Ks. Wacław Kruszka, za pośrednictwem Kuryera Polskiego, zwrócił się do czytelników z prośbą o pomoc w dokumentowaniu historii Polaków w Ameryce. Wkrótce zaczęła napływać do niego korespondencja z różnych zakątków Stanów Zjednoczonych i Kanady z informacjami z życia Polonii. Ukoronowaniem jego wysiłków było dzieło, które zarówno objętością, jak i treścią nie miało sobie podobnych, a i obecnie wzbudza szacunek historyków. Jego monumentalna 13-tomowa *Historyja Polska w Ameryce*, która ukazała się w latach 1905-08, szybko zyskała uznanie Polonii. Wcześniej ukazywała się w odcinkach w Kuryerze, a nadsyłane od czytelników komentarze były bardzo interesujące i pomogły w uściśleniu podanych informacji w późniejszym wydaniu książkowym.
Na początku XX wieku Polacy stanowiąc 15-20% wszystkich katolików amerykańskich, nie mieli swojego hierarchy- biskupa o polskich korzeniach. Pozycję tę w Milwaukee (ale nie tylko) zajmowali biskupi niemieccy i irlandcy. Kruszkowie ( Michał i Wacław) dostrzegali, że taka sytuacja hamuje rozwój Polonii, dyskryminuje tę grupę narodowościową i zaangażowali się w walkę o polskiego biskupa.

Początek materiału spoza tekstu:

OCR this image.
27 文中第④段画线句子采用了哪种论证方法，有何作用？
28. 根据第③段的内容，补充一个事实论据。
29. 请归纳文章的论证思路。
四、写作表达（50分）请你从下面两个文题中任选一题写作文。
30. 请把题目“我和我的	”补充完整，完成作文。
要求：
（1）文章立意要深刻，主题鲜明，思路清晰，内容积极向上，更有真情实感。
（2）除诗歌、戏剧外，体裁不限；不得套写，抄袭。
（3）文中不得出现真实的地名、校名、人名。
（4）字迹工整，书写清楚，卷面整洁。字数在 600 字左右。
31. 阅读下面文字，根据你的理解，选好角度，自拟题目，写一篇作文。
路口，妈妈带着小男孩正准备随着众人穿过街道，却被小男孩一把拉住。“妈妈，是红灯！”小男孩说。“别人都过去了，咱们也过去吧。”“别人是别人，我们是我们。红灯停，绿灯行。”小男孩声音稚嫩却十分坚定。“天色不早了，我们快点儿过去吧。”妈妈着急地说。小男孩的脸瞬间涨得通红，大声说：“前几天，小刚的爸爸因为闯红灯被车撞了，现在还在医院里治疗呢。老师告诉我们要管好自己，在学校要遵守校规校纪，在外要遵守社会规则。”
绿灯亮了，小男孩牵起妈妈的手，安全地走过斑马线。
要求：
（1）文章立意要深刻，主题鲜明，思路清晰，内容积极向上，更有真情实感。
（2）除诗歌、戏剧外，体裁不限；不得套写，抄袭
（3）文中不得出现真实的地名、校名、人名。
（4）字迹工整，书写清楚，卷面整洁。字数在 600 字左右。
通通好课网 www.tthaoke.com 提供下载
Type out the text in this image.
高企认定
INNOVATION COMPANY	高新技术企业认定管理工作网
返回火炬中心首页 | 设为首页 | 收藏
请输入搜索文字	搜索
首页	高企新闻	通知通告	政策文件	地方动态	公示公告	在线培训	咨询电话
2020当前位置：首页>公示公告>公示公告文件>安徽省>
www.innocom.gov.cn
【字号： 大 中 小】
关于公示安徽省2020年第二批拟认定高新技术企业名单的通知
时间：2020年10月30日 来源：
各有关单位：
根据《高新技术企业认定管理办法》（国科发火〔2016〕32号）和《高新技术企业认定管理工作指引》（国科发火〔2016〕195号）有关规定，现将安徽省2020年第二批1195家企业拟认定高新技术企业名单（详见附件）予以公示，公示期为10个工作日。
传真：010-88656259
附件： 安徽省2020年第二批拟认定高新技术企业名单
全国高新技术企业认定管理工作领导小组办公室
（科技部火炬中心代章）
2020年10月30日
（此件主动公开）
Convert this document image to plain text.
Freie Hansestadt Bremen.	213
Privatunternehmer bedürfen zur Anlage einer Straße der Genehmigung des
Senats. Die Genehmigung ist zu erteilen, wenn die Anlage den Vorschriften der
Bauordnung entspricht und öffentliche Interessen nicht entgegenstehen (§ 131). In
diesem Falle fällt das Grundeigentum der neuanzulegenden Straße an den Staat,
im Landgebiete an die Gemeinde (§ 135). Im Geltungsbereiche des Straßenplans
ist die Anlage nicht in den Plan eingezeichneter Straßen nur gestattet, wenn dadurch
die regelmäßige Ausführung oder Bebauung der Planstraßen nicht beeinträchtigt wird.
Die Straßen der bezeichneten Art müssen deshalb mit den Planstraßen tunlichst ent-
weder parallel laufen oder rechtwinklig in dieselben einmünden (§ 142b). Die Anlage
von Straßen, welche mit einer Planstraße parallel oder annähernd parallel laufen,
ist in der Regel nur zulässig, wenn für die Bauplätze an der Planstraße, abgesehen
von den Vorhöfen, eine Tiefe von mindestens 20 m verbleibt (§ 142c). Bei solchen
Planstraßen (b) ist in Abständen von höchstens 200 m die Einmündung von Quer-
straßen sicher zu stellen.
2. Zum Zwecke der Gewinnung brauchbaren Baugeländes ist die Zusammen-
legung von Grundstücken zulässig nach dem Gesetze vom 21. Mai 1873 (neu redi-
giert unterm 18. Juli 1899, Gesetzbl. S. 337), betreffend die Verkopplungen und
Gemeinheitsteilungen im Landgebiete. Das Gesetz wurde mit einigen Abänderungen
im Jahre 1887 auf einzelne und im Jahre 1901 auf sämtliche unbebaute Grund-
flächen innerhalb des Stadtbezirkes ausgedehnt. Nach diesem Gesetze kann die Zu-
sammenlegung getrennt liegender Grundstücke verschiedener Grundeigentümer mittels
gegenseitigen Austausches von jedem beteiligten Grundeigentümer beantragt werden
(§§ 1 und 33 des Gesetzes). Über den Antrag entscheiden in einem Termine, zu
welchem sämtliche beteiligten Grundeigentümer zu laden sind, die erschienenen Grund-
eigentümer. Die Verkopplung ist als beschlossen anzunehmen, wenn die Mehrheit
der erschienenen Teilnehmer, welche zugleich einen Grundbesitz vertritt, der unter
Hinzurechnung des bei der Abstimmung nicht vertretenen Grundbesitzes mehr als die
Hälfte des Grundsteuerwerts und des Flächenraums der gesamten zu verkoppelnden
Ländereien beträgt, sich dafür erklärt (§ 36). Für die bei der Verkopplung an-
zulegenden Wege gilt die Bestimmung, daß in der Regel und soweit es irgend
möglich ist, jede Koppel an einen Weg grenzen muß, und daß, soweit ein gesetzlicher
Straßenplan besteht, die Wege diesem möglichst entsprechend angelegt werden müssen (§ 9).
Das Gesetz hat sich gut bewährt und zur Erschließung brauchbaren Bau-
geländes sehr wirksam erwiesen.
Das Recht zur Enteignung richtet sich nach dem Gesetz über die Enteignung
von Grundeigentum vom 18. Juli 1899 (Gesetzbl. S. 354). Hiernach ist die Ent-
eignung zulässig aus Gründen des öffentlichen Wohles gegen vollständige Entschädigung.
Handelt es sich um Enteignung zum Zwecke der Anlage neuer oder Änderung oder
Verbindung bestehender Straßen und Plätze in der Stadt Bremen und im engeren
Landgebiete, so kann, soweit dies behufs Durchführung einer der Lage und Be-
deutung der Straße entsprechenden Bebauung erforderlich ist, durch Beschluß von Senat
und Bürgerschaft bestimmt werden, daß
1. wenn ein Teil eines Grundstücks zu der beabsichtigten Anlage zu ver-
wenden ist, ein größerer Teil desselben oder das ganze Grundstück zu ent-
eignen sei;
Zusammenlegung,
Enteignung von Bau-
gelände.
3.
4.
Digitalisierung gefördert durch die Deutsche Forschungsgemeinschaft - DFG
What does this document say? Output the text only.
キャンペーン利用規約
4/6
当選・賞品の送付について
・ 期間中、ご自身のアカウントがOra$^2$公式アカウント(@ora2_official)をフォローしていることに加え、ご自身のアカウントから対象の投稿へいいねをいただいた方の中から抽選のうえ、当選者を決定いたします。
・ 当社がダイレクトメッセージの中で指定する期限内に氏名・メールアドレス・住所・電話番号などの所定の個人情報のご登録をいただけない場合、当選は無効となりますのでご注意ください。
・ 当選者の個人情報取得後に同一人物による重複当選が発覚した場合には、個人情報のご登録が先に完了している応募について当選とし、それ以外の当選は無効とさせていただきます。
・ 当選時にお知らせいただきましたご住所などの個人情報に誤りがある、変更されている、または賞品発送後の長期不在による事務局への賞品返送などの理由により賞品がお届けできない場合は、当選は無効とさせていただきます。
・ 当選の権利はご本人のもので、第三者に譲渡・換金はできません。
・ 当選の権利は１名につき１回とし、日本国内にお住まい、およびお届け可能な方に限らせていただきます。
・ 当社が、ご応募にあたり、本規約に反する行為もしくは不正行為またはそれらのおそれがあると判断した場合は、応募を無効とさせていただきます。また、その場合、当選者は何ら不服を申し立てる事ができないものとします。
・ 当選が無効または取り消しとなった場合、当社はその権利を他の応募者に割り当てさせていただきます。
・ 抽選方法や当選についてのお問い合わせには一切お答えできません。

Zaangażowanie w sprawę równouprawnienia Polaków i ich episkopalnej reprezentacji doprowadziło Wacława jego i jego brata (notabene pierwszego Polaka w kongresie stanu Wisconsin) do ostrego konfliktu z ordynariuszem Miwaukee, abp. Sebastianem Messmerem, który zaczął wydawać konkurencyjną gazetę Nowiny Polskie, w której krytykował działalność reprezentanta stanowego, a później senatora stanowego Michała Kruszkę. Zorganizował bojkot Kuryera, zagroził tym, którzy czytali gazetę Kruszków, że nie udzieli im rozgrzeszenia. Sprawy wielokrotnie roztrzygane były przez sądy z różnym skutkiem dla Kuryera. Spór trwał 25 lat i przyczynił się do rozbicia polskiego kościoła. Powstały wtedy trzy parafie Polskiego Kościóła Narodowego. Spór przycichł trochę po nominacji w 1914 r. na sufragana Milwaukee ks. Edwarda Kozłowskiego, który jednak zmarł po kilkunastu miesiącach pasterzowania. O okresie I wojny światowej Kuryer Kruszków bardzo zaangażował się w agitację rekrutów do Błekitnej Armii. Był już wtedy spółką akcyjną wartą ponad milion dolarów.
Po śmierci braci, Józefa(1914r.) i Michała (1918r.), Wacław kontynułował badania historyczne, publikował je w wydawnictwie Kuryera, angażował się w działalność duszpasterską i patriotyczną. Współpraca ks. Wacława Kruszki z Kuryerem Polskim była bardzo owocna. Niewatpliwie, poprzez bezpośrednie kontakty, zyskiwała gazecie czytelników, a księdzu- historykowi umożliwiała bez przeszkód i cenzury publikowanie swoich prac. Wacław Kruszka zmarł w Milwaukee i tam też jest pochowany na cmentarzu Św. Wojciecha.